Who likes whops? (wasps)

[On chalet escapades] I'm in bed with Gabriel. That sounds so wrong.

Stop staring at my... leecher. (lecher)

[To me] How come you know everything?... Everything that has nothing to do with your major.

What shall I eat? Western. Then I wanted to eat Pork Chop. Then I realised they were Halal.

[On 'Virgin School'] Pseudo-porn stuff... [Me: I don't want to watch it for the pseudo-porn. Why do YOU want to watch it?] I don't know.

[On 'Virgin School'] It was very boring. [Me: I told you it wasn't pseudo-porn]

[Me on the people outside: They sound very excited.] Reminds me of a visit to the Singapore Zoo.

Have you gone to Thaipusam before? [Student 2: Of course not, I'm Muslim. *stumbles*] Krishna is looking down at you. [Student 3: You only *think* you're Muslim.]

We were looking for saikang warriors for some XXX event and XXX asked, 'What sort of workers do you want?' 'The sort who will just do and not ask questions and don't think'. Then XXX said 'Then you can't ask Gabriel Seah'

I think anybody who is bigger than me is a bit on the round side. [Me: And anybody smaller than you is anorexic.] Yeah, I'm just nice.

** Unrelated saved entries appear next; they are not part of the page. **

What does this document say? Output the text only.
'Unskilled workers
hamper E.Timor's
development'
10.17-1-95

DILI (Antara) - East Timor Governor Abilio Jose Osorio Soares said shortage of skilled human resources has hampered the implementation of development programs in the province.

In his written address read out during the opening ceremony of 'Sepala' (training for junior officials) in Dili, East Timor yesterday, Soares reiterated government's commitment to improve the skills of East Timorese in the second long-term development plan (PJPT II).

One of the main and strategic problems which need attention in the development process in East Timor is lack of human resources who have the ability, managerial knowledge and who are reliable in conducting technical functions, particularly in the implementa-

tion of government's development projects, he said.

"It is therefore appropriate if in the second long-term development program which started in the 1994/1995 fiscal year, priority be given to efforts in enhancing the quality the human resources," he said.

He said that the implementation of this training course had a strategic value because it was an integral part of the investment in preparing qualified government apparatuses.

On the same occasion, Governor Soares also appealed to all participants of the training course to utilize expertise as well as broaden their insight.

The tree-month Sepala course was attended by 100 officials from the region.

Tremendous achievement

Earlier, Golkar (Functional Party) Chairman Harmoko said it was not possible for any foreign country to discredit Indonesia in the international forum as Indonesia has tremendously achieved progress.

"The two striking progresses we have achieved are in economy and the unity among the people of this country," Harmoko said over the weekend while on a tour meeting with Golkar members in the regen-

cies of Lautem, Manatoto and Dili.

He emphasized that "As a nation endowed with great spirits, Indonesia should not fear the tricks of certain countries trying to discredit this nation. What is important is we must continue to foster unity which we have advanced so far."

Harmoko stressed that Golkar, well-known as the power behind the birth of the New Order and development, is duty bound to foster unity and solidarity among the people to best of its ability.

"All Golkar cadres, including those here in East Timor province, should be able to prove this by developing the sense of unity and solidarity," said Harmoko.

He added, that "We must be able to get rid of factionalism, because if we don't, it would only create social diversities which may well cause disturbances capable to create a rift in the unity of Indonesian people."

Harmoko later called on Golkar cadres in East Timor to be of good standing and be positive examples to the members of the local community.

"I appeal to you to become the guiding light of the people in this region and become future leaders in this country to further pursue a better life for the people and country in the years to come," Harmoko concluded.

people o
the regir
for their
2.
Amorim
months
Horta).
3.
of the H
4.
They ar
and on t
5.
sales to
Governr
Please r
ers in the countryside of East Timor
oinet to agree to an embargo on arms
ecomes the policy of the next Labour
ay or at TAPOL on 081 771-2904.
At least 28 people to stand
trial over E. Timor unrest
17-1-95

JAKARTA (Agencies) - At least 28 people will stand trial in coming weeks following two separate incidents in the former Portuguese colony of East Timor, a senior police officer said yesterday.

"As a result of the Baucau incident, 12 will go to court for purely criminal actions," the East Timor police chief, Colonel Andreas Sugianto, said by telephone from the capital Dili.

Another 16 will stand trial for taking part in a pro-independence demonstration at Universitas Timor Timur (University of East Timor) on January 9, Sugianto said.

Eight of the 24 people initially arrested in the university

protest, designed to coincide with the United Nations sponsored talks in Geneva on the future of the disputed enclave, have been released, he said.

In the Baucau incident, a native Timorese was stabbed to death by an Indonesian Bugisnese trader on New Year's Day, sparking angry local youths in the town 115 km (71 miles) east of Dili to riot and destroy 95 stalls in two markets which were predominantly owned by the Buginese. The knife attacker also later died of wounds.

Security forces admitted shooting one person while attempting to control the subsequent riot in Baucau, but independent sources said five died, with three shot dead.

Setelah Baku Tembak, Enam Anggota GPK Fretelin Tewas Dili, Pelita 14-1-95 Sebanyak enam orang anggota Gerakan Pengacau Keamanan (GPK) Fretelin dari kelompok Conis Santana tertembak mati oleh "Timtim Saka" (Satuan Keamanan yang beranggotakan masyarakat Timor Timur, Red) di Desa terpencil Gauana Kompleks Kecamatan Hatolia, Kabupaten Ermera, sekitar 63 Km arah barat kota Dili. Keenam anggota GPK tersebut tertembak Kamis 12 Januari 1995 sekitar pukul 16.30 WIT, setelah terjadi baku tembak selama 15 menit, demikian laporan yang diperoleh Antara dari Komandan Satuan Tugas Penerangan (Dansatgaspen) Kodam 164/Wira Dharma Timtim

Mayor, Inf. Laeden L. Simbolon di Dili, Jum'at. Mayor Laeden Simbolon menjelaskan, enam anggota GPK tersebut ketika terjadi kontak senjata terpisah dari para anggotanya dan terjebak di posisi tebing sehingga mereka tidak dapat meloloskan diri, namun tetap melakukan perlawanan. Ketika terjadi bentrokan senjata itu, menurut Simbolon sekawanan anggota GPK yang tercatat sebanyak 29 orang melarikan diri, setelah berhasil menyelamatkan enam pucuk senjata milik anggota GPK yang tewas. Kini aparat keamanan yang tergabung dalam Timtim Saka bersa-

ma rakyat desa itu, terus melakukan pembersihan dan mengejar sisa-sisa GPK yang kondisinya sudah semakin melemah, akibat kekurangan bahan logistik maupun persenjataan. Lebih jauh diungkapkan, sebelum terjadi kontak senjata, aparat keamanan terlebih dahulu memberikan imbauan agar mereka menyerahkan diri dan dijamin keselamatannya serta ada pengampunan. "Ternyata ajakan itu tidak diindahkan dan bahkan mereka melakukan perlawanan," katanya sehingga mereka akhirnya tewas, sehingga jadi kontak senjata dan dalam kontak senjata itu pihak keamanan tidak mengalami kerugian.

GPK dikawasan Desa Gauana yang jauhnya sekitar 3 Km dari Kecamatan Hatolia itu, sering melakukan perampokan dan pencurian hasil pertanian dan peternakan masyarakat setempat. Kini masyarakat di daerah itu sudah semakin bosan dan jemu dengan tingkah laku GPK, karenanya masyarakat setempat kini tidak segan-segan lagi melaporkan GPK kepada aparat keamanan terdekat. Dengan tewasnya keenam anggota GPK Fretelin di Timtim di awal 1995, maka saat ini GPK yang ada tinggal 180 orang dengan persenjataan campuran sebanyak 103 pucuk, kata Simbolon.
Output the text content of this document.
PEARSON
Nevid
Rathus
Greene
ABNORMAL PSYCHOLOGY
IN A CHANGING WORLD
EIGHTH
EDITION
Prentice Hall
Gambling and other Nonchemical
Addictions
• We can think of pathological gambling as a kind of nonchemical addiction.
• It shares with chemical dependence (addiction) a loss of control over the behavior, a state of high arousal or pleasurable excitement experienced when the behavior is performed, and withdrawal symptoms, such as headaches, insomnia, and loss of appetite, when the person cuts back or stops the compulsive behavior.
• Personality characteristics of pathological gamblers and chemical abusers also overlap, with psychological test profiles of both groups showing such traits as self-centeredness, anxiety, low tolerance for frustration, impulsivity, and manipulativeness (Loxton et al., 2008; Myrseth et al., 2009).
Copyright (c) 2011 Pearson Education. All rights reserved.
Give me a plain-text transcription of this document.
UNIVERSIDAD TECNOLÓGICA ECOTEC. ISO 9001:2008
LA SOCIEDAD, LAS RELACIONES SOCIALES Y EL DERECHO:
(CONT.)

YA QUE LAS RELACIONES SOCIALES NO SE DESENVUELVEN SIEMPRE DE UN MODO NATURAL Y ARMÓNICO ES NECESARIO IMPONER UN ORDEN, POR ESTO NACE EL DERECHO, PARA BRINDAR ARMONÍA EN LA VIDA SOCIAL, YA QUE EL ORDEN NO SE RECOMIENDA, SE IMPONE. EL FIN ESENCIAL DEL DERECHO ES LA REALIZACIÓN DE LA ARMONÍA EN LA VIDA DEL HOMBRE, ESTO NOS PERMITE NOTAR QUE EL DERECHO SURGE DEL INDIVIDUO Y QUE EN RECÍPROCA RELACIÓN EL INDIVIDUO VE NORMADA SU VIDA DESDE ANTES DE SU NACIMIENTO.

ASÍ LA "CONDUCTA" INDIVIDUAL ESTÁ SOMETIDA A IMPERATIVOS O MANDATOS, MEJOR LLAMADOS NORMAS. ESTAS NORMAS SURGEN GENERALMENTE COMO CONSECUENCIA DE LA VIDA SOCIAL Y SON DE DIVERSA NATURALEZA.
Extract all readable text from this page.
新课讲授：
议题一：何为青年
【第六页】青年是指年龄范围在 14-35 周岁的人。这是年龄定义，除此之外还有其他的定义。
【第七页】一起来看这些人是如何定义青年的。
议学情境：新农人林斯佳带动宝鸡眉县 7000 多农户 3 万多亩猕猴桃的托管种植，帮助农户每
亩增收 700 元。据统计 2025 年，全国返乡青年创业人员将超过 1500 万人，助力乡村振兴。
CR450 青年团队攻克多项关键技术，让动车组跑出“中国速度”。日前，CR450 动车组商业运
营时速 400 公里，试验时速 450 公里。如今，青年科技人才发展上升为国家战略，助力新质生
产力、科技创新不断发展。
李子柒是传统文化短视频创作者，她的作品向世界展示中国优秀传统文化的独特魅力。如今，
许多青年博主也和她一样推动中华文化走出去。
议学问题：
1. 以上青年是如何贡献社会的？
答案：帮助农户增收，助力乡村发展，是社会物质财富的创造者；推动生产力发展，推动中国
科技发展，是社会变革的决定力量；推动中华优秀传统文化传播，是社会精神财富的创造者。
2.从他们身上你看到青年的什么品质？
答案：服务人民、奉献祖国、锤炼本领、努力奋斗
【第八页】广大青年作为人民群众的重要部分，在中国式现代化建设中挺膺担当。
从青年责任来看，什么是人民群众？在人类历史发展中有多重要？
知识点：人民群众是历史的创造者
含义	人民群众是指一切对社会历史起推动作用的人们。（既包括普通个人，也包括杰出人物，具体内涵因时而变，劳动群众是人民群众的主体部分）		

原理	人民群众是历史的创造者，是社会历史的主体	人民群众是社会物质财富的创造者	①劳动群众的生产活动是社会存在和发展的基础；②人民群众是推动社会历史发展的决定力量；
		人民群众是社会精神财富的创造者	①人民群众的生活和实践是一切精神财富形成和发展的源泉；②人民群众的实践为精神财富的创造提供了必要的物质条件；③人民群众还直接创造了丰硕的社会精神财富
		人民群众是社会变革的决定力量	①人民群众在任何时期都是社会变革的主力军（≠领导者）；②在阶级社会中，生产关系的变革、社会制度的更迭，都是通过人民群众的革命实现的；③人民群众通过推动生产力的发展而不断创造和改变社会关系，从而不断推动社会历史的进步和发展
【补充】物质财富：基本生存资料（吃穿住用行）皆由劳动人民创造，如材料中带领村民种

I can only say you surpass yourself each time I see you. [Me: What does that mean?] That's up to your own interpretation.

[Me on donuts: Are they yummy?] Yes they are. Please come and buy. They're for a good cuase - Me.

[Me: XXX doesn't like YYY. Then XXX wished YYY a happy birthday.] It's what girls do.

I miss her friendly disposition. [Student 2: We all have friends in this position.]

[Me: Why are you flashing me looks of diadain?] That's how I always look at you.